Sério mesmo é só nosso trabaio de passá mensagem telepática avisando se tem intruso por perto,se podem aterrisá ou decolá, ou não. O serviço de protegê as floresta e os animais é só por diversão, eh!eh!eh!.

– Falando em trabaio, emendou, tá na hora do cê ir embora, tá sentado bem no caminho da chegada das naves, o portal ali na pedra da montanha em frente vai abrir já, já.

– Eu poderia ficar para ver ... Arrisquei, quente de curiosidade.

- Cês humanos são muito atrasado. Tem mais gente ruim do que gente boa. Estragam tudo pensando em riqueza material, um dia, quem sabe, vai sê convidado a entrar no portá, agora não. E vai levantando que vou te levá pro caminho pra você descê a montanha em segurança..Vai! Avie! Dito isto, assoviou, um assovio fino, agudo, que me deu a sensação de tê-lo ouvido em outras ocasiões.

Dois imensos catetos surgiram do nada, batendo as queixadas levemente, fazendo um barulho engraçado e causando arrepios.

O Curupira pulou no lombo de um, me mandando fazer o mesmo no outro porco-do-mato e me segurar na densa pelagem do cangote do animal.. Tão logo montei saíram, os dois, em disparada, percorrendo caminhos totalmente desconhecidos em meio à densa mataria, atravessando grotões e pequenos túneis entre pedras imensas. Grudado no pescoço do animal selvagem, olhos estatelados de medo, via abismado que o Curupira dava saltos no lombo do outro animal, ora ficando de frente, ora de costas pra me olhar, num equilíbrio perfeito.

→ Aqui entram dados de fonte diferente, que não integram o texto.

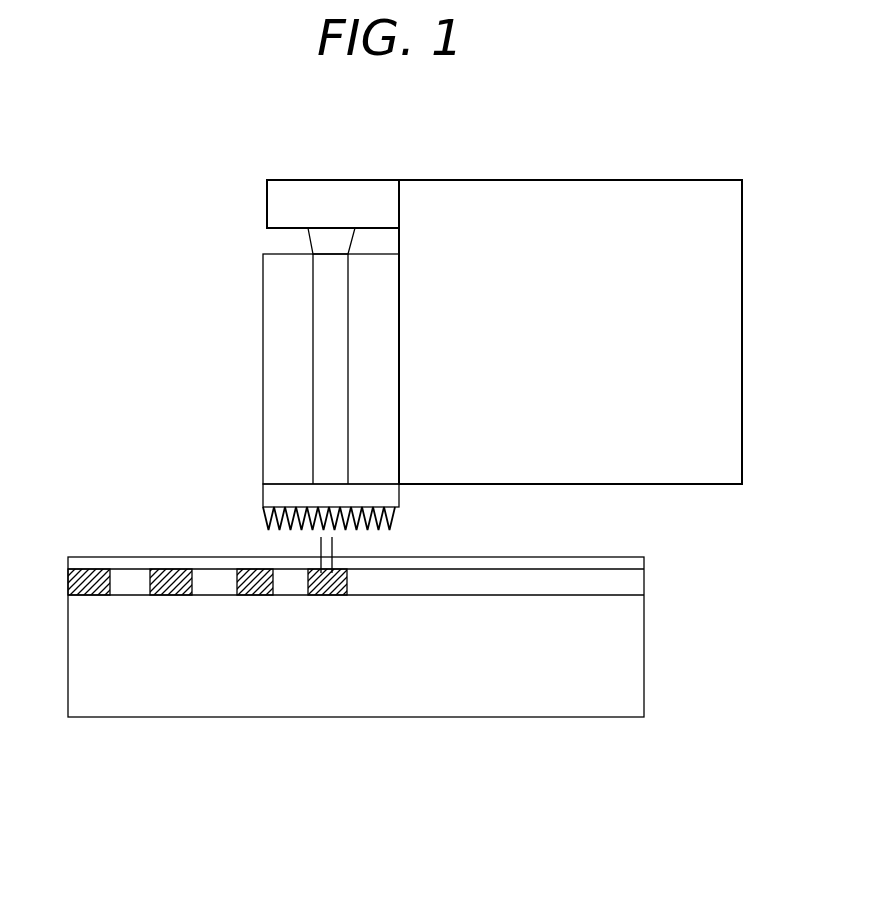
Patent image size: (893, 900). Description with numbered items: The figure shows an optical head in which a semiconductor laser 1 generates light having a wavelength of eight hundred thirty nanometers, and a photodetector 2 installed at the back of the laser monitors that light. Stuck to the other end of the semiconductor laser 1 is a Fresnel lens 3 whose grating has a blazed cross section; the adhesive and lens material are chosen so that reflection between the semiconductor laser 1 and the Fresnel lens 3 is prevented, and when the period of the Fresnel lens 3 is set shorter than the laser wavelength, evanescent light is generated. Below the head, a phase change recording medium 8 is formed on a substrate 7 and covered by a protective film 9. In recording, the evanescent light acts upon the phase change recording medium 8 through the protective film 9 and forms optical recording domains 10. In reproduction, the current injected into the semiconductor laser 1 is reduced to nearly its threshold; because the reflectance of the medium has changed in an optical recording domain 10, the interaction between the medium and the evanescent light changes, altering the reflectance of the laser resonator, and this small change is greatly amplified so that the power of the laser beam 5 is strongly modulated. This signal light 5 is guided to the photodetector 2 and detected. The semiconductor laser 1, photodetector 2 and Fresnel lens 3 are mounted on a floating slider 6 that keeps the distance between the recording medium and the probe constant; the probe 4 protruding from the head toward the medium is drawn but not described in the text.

The semiconductor laser 1 is at (281, 322).
The photodetector 2 is at (277, 200).
The Fresnel lens 3 is at (262, 513).
The probe needle 4 is at (318, 548).
The laser beam 5 is at (307, 241).
The floating slider 6 is at (493, 192).
The substrate 7 is at (620, 636).
The phase change recording medium 8 is at (633, 577).
The protective film 9 is at (632, 565).
The optical recording domains 10 is at (253, 585).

Dada a grande quantidade de pequenos caminhos que se convergiam, pude apenas perceber que, sem ajuda, nunca sairia daquele lugar. Cinco minutos de carreira e desembocamos numa trilha mais larga. Pela brusca parada dos animais eu me vi arremessado na relva macia que coloria a sombra dos grandes arvoredos. Saíram em disparada, morro acima.

Enquanto tomava o rumo da cidade, descendo a montanha, ainda ouvi a risada zombeteira e o silvo agudo do tal Curupira da Juréia.

Já no sopé da montanha, enquanto parava um minuto para recobrar o fôlego, ouvi um estrondo, parecendo trovoada. Olhei para cima e vi uma luz extremamente forte, tons azulados, emanados de algum ponto da floresta.

Tal é o descrédito dos meus relatos, que hoje já nem sei se tudo não passou de um sonho, ou se realmente vivi a experiência de um contato imediato com o Curupira da Juréia.